8 décembre 1909-16 mars 1999
« Créateur de Fridolin, stand-up comic avant Yvon Deschamps et les Juste pour rire, père de Bousille et de Ti-Coq, directeur de théâtre, acteur à la scène mais aussi à l’Union des artistes, Gratien Gélinas a tracé des sillons pour une ou deux générations d’artistes qui émergeront ensuite de la Grande Noirceur duplessiste. Marcel Dubé, Françoise Loranger et plus tard Michel Tremblay lui doivent d’avoir soulevé la chape d’un théâtre jusque-là très franco-français sur les scènes d’ici.

Né à Saint-Tite, en Mauricie, le 8 décembre 1909, Gélinas « monte » à Montréal pour le collège et s’oriente d’abord vers les Hautes Études commerciales. Initié à la vie artistique dès 1929 par le théâtre amateur – il fonde même sa troupe avec des anciens camarades du Collège de Montréal – Gratien Gélinas devient comédien professionnel en 1936.

L’année suivante, il crée à la radio son fameux personnage de Fridolin, gamin espiègle qui décortique avec candeur mais ironie la vie quotidienne de la société canadienne-française d’avant-guerre. Le succès, instantané, mène son personnage sur la scène du Monument national en 1938, et jusqu’en 1946, avec les revues annuelles Fridolinades.

Le pouvoir, l’argent, le Canada anglais, l’Église même - ô sacrilège - sont passés en revue (musicale) dans des sketches, monologues et chansons populaires. C’est Yvon Deschamps et Les unions, qu’ossa donne? bien avant leur temps, mais bien au goût de son temps à lui, Gélinas, qui utilise les genres populaires (revues musicales à la Ti-Zoune) pour éditorialiser sur le quotidien de ses contemporains.

Pendant cette période des Fridolinades, qui recouvre toute la Deuxième Guerre, Gélinas trouve encore le temps de fonder une compagnie de cinéma, Excelsior; il écrit et réalise en 1942 le film-parodie La Dame aux camélias, qui serait le premier film parlé de fiction en couleurs au Canada.

Après la guerre, il abandonne Fridolin pour un nouveau personnage, Ti-Coq, un orphelin qui a « adopté » une famille et qui s’éprend de la belle de la maison, avant de partir pour la guerre. Mais la belle n’attendra pas le « bâtard ».

Grand succès sur scène dès sa création, en 1948, Ti-Coq est ensuite adapté pour le cinéma en 1952, alors que la version anglaise de la pièce fera le tour du pays, et même une virée aux États-Unis. Ici, la pièce sera jouée sans interruption de septembre 1948 à juin 1949.

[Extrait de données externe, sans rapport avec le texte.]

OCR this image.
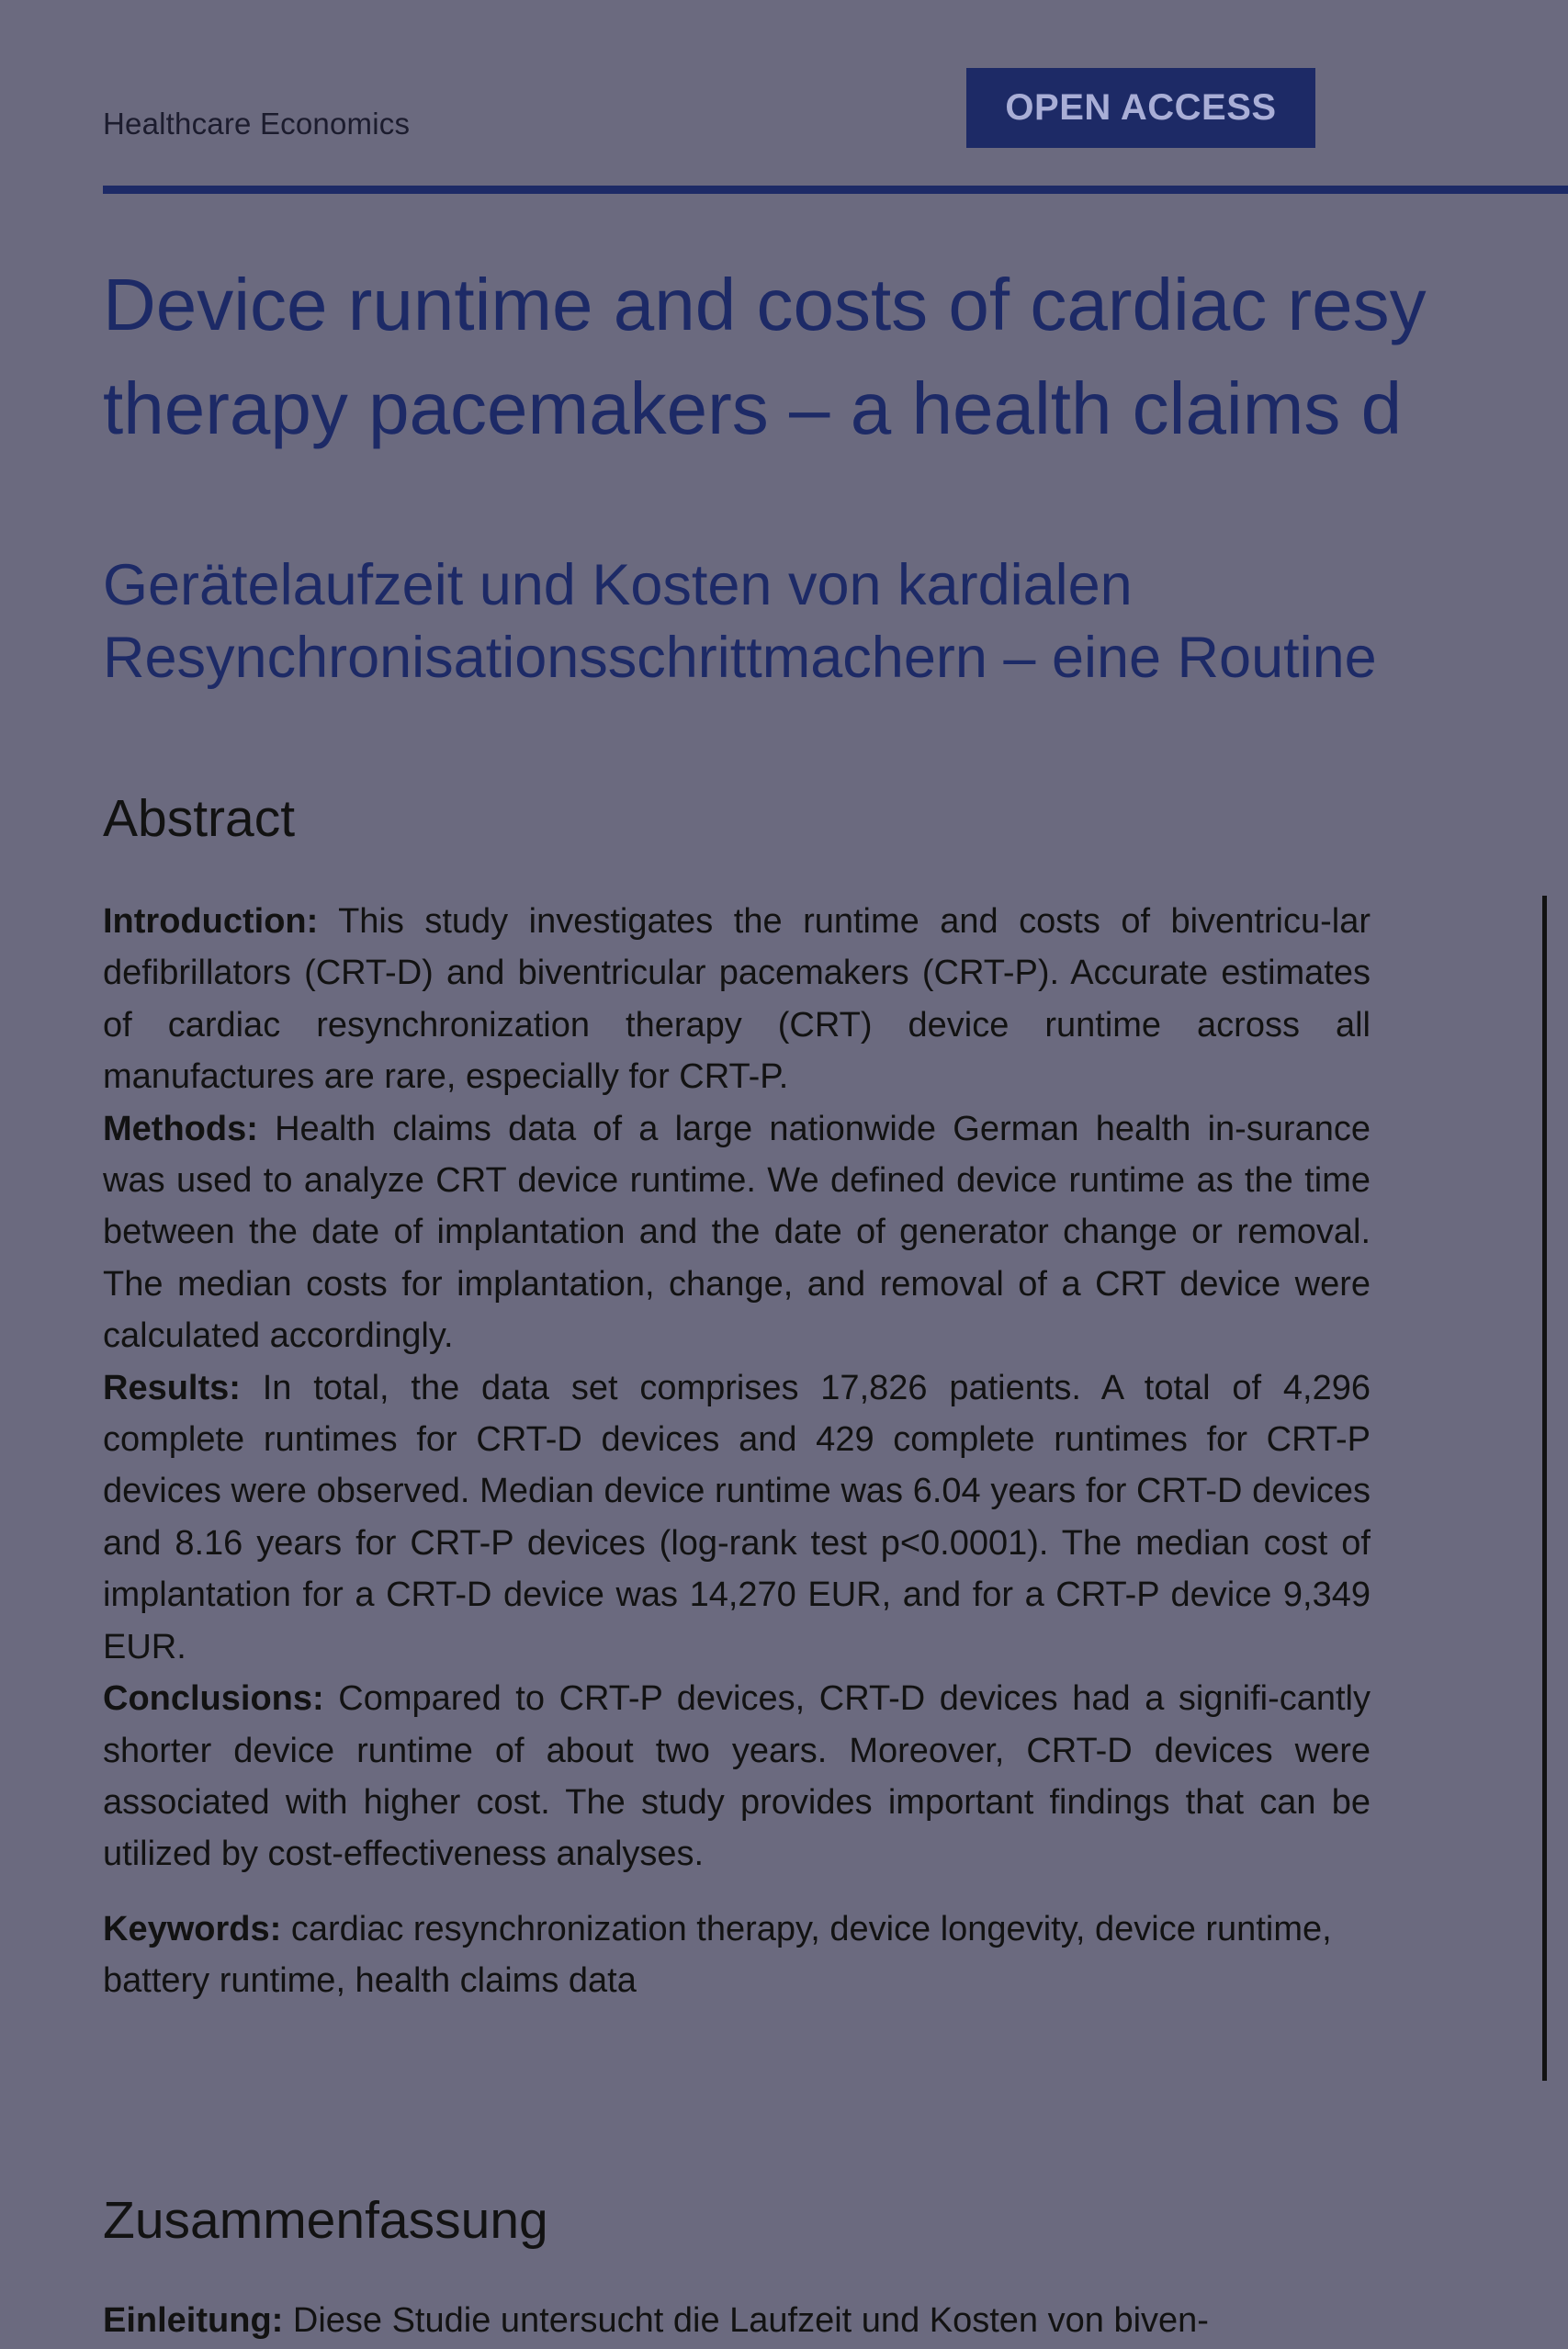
Healthcare Economics	OPEN ACCESS
Device runtime and costs of cardiac resy
therapy pacemakers – a health claims d
Gerätelaufzeit und Kosten von kardialen
Resynchronisationsschrittmachern – eine Routine
Abstract

Introduction: This study investigates the runtime and costs of biventricu-lar defibrillators (CRT-D) and biventricular pacemakers (CRT-P). Accurate estimates of cardiac resynchronization therapy (CRT) device runtime across all manufactures are rare, especially for CRT-P.

Methods: Health claims data of a large nationwide German health in-surance was used to analyze CRT device runtime. We defined device runtime as the time between the date of implantation and the date of generator change or removal. The median costs for implantation, change, and removal of a CRT device were calculated accordingly.

Results: In total, the data set comprises 17,826 patients. A total of 4,296 complete runtimes for CRT-D devices and 429 complete runtimes for CRT-P devices were observed. Median device runtime was 6.04 years for CRT-D devices and 8.16 years for CRT-P devices (log-rank test p<0.0001). The median cost of implantation for a CRT-D device was 14,270 EUR, and for a CRT-P device 9,349 EUR.

Conclusions: Compared to CRT-P devices, CRT-D devices had a signifi-cantly shorter device runtime of about two years. Moreover, CRT-D devices were associated with higher cost. The study provides important findings that can be utilized by cost-effectiveness analyses.

Keywords: cardiac resynchronization therapy, device longevity, device runtime, battery runtime, health claims data
Zusammenfassung
Einleitung: Diese Studie untersucht die Laufzeit und Kosten von biven-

En 1957, Gélinas fonde la Comédie canadienne, qu’il dirigera jusqu’en 1972. Il affirme alors sa volonté de « fonder un mouvement de théâtre dont la fonction première est de contribuer, par la création d’oeuvres canadiennes, à l’établissement d’une identité nationale dans les arts de la scène ».

Jamais si bien servi que par lui-même, il crée en 1959 à la Comédie canadienne sa nouvelle pièce, Bousille et les justes, satire comique mais cruelle de la société québécoise paysanne, tricotée serrée, fourbe sous ses allures généreuses de catholiques. La Révolution tranquille pointe côté jardin.

Il participe à la fondation de l’École nationale de théâtre, en 1960, où des dizaines d’acteurs pourront acquérir une formation sans apprendre « sur le tas » ou avec le père Legault.

En 1966, il crée à « sa » Comédie canadienne Hier les enfants dansaient, dans laquelle une famille est divisée jusqu’à l’éclatement par les divergences politiques – les fils sont souverainistes, peut-être même terroristes, le père doit renoncer à une nomination au gouvernement.

Gélinas y suit toujours de près la société qui l’entoure - la première bombe du Front de libération du Québec avait éclaté en 1963. Et en 1969, Gélinas accepte - justement - une nomination au gouvernement fédéral : président du conseil de la toute nouvelle Société de développement de l’industrie cinématographique canadienne, ancêtre de Téléfilm Canada, poste qu’il occupera pendant neuf ans.

Il publie en 1980 la « compilation » de ses Fridolinades, qui pourront ainsi être reprises en partie par des plus jeunes - le comédien Denis Bouchard l’a fait en 1990 chez Duceppe.

Et en 1986, il crée avec sa femme, Huguette Oligny, La Passion de Narcisse Mondoux, qu’ils joueront aussi bien en français qu’en anglais un peu partout au Canada et aux États-Unis.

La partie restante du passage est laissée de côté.